Hi all,

Thank you all so much for your advise. Everything you all say is totally true. My head knows that right thing to do but my heart keeps on stopping me.

I have a very good friends who has gone through it all before and she has given me some very good advise.

1. Stop letting xH and OW control me. I give them far too much control over my life and make them (in my own head) so much more important that they are. I am the primary parent and the person who does everything for my sons, so I am the one that should have the control.

2. Get over the fact the xH will be marrying OW and yes she will be part of your children's life. I can either fight this (which is exhausting) or I can accept this. This doesnt mean I have to embrace her as a buddy, or accept as another parent (which she isn't). I need to stop offering them fuel for their fire against me, which just brings them closer together. If they dont have me to discuss and my ways - then what do they have.

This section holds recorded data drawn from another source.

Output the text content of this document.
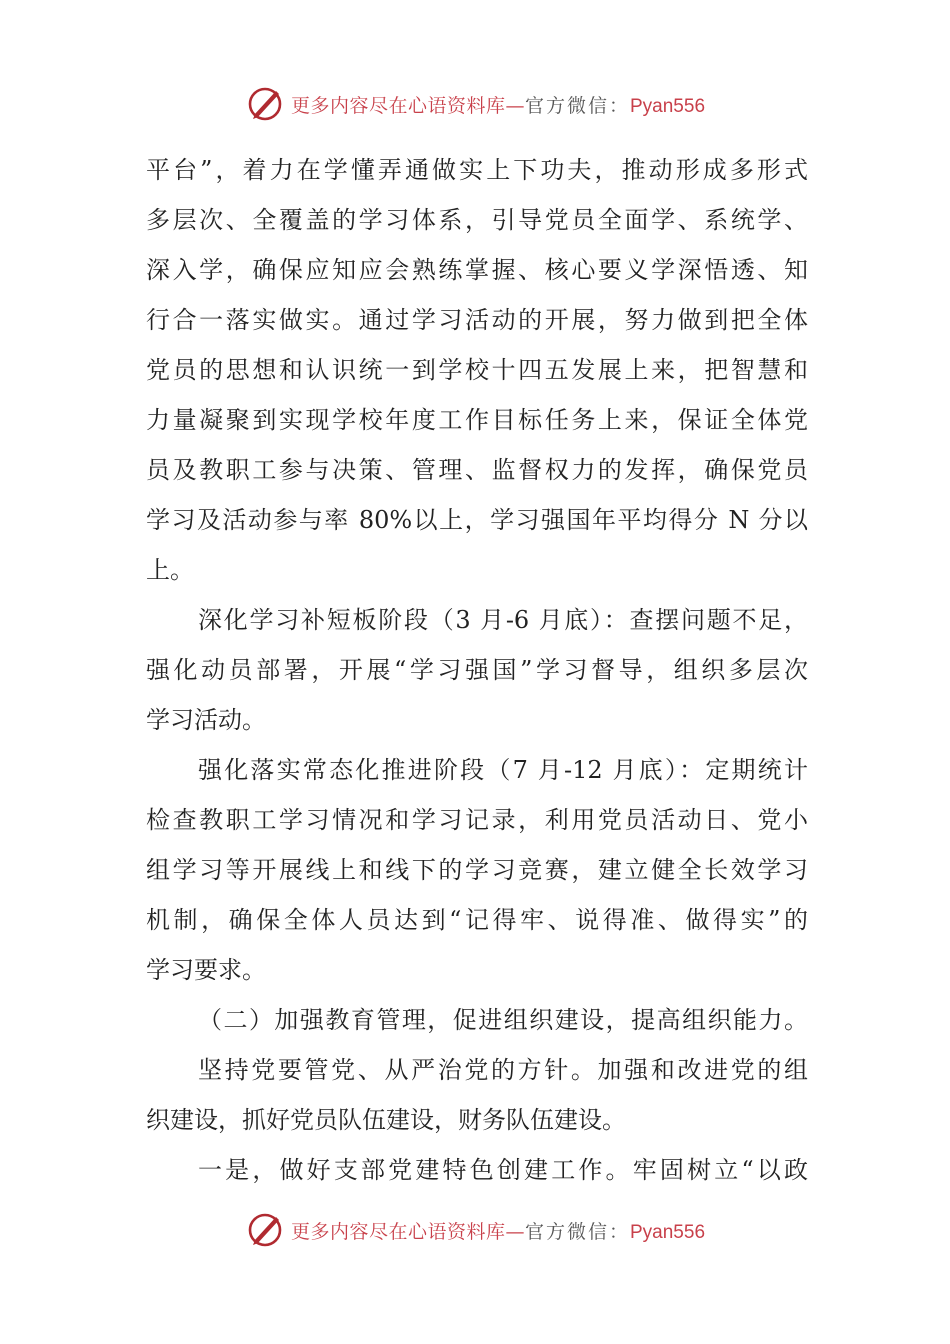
更多内容尽在心语资料库—官方微信：Pyan556
平台”，着力在学懂弄通做实上下功夫，推动形成多形式
多层次、全覆盖的学习体系，引导党员全面学、系统学、
深入学，确保应知应会熟练掌握、核心要义学深悟透、知
行合一落实做实。通过学习活动的开展，努力做到把全体
党员的思想和认识统一到学校十四五发展上来，把智慧和
力量凝聚到实现学校年度工作目标任务上来，保证全体党
员及教职工参与决策、管理、监督权力的发挥，确保党员
学习及活动参与率 80%以上，学习强国年平均得分 N 分以
上。
深化学习补短板阶段（3 月-6 月底）：查摆问题不足，
强化动员部署，开展“学习强国”学习督导，组织多层次
学习活动。
强化落实常态化推进阶段（7 月-12 月底）：定期统计
检查教职工学习情况和学习记录，利用党员活动日、党小
组学习等开展线上和线下的学习竞赛，建立健全长效学习
机制，确保全体人员达到“记得牢、说得准、做得实”的
学习要求。
（二）加强教育管理，促进组织建设，提高组织能力。
坚持党要管党、从严治党的方针。加强和改进党的组
织建设，抓好党员队伍建设，财务队伍建设。
一是，做好支部党建特色创建工作。牢固树立“以政
更多内容尽在心语资料库—官方微信：Pyan556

3. Stop allowing them to bully me and take back control. Stop being the victim. If you have to fake being happy then do it and eventually it will become reality.

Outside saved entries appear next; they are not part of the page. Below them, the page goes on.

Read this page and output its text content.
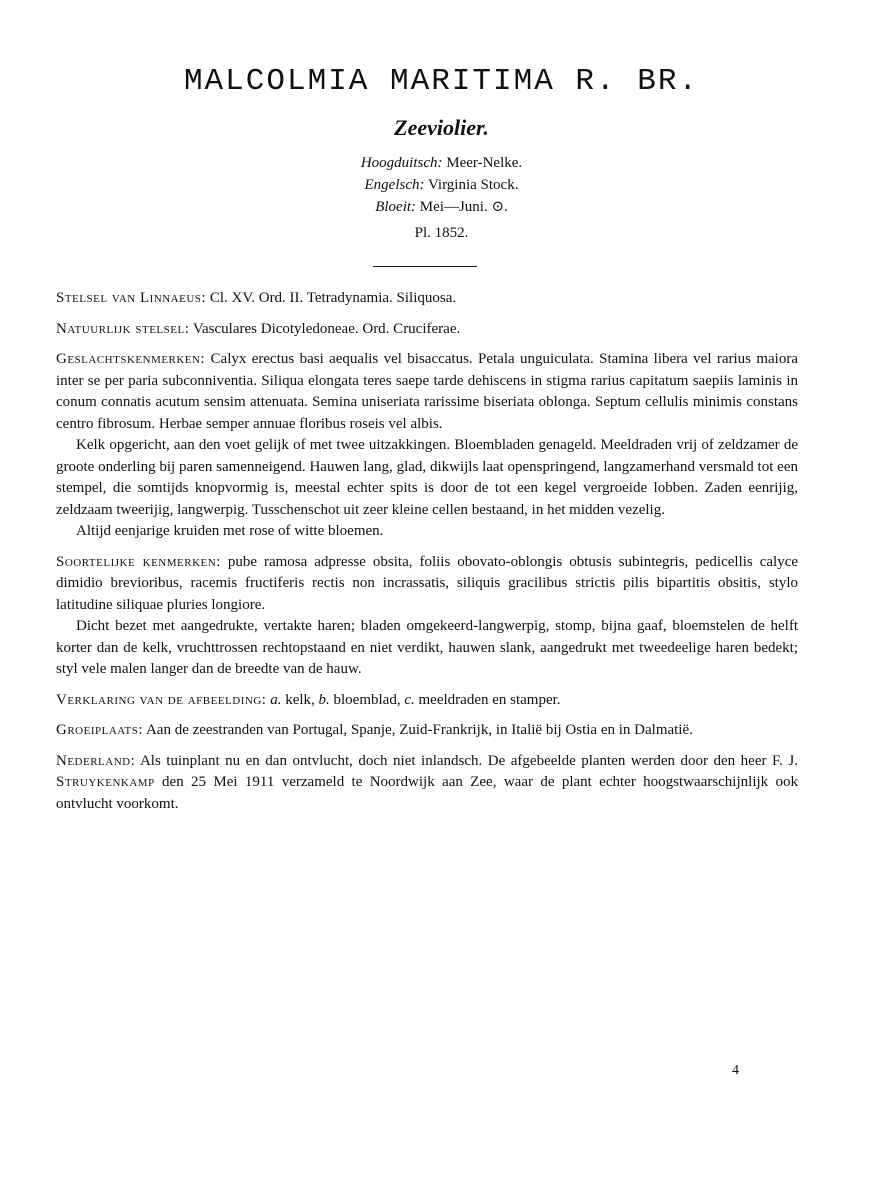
MALCOLMIA MARITIMA R. BR.
Zeeviolier.
Hoogduitsch: Meer-Nelke.
Engelsch: Virginia Stock.
Bloeit: Mei—Juni. ⊙.
Pl. 1852.

Stelsel van Linnaeus: Cl. XV. Ord. II. Tetradynamia. Siliquosa.

Natuurlijk stelsel: Vasculares Dicotyledoneae. Ord. Cruciferae.

Geslachtskenmerken: Calyx erectus basi aequalis vel bisaccatus. Petala unguiculata. Stamina libera vel rarius maiora inter se per paria subconniventia. Siliqua elongata teres saepe tarde dehiscens in stigma rarius capitatum saepiis laminis in conum connatis acutum sensim attenuata. Semina uniseriata rarissime biseriata oblonga. Septum cellulis minimis constans centro fibrosum. Herbae semper annuae floribus roseis vel albis.

Kelk opgericht, aan den voet gelijk of met twee uitzakkingen. Bloembladen genageld. Meeldraden vrij of zeldzamer de groote onderling bij paren samenneigend. Hauwen lang, glad, dikwijls laat openspringend, langzamerhand versmald tot een stempel, die somtijds knopvormig is, meestal echter spits is door de tot een kegel vergroeide lobben. Zaden eenrijig, zeldzaam tweerijig, langwerpig. Tusschenschot uit zeer kleine cellen bestaand, in het midden vezelig.

Altijd eenjarige kruiden met rose of witte bloemen.

Soortelijke kenmerken: pube ramosa adpresse obsita, foliis obovato-oblongis obtusis subintegris, pedicellis calyce dimidio brevioribus, racemis fructiferis rectis non incrassatis, siliquis gracilibus strictis pilis bipartitis obsitis, stylo latitudine siliquae pluries longiore.

Dicht bezet met aangedrukte, vertakte haren; bladen omgekeerd-langwerpig, stomp, bijna gaaf, bloemstelen de helft korter dan de kelk, vruchttrossen rechtopstaand en niet verdikt, hauwen slank, aangedrukt met tweedeelige haren bedekt; styl vele malen langer dan de breedte van de hauw.

Verklaring van de afbeelding: a. kelk, b. bloemblad, c. meeldraden en stamper.

Groeiplaats: Aan de zeestranden van Portugal, Spanje, Zuid-Frankrijk, in Italië bij Ostia en in Dalmatië.

Nederland: Als tuinplant nu en dan ontvlucht, doch niet inlandsch. De afgebeelde planten werden door den heer F. J. Struykenkamp den 25 Mei 1911 verzameld te Noordwijk aan Zee, waar de plant echter hoogstwaarschijnlijk ook ontvlucht voorkomt.

4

4. Stop giving him the attention he keeps expecting from me via all his texts and emails. (I get approximately 10 a day). I need to only reply to those that are important and relevant to the kids in a courteous manner. He is not a part of life anymore, we are not friends.

So, first step is I sent xH an email regarding some things we have been discussing and actually referred to OW in it. I have never ever done that before. I used her name and thanked her for considering something.

Tomorrow when they come to collect my sons, I will cower behind the door as I always do but will actually say good bye to my sons in front of them and also greet them. (She has advised that I view them as the weekend babysitters which should make it easier.)

Not sure if all this will work, but I cant do with the anger and bitterness anymore. My sons still really struggle going to their dad and I think if I start to embrace it a little more it will be helpful for them. My S11 still cries when he goes which I find so sad and is probably partly because of how I feel about it. So it is time for me to be the parent, suck it up and do what is best for them.

So wish me luck for tomorrow that I will have the courage and conviction to step out of my door and even greet them.

((( ))))


Me 37 years young!!
S11
S7
T22
M14
D final 13.05.2010
Today is the first day of the rest of my life!!!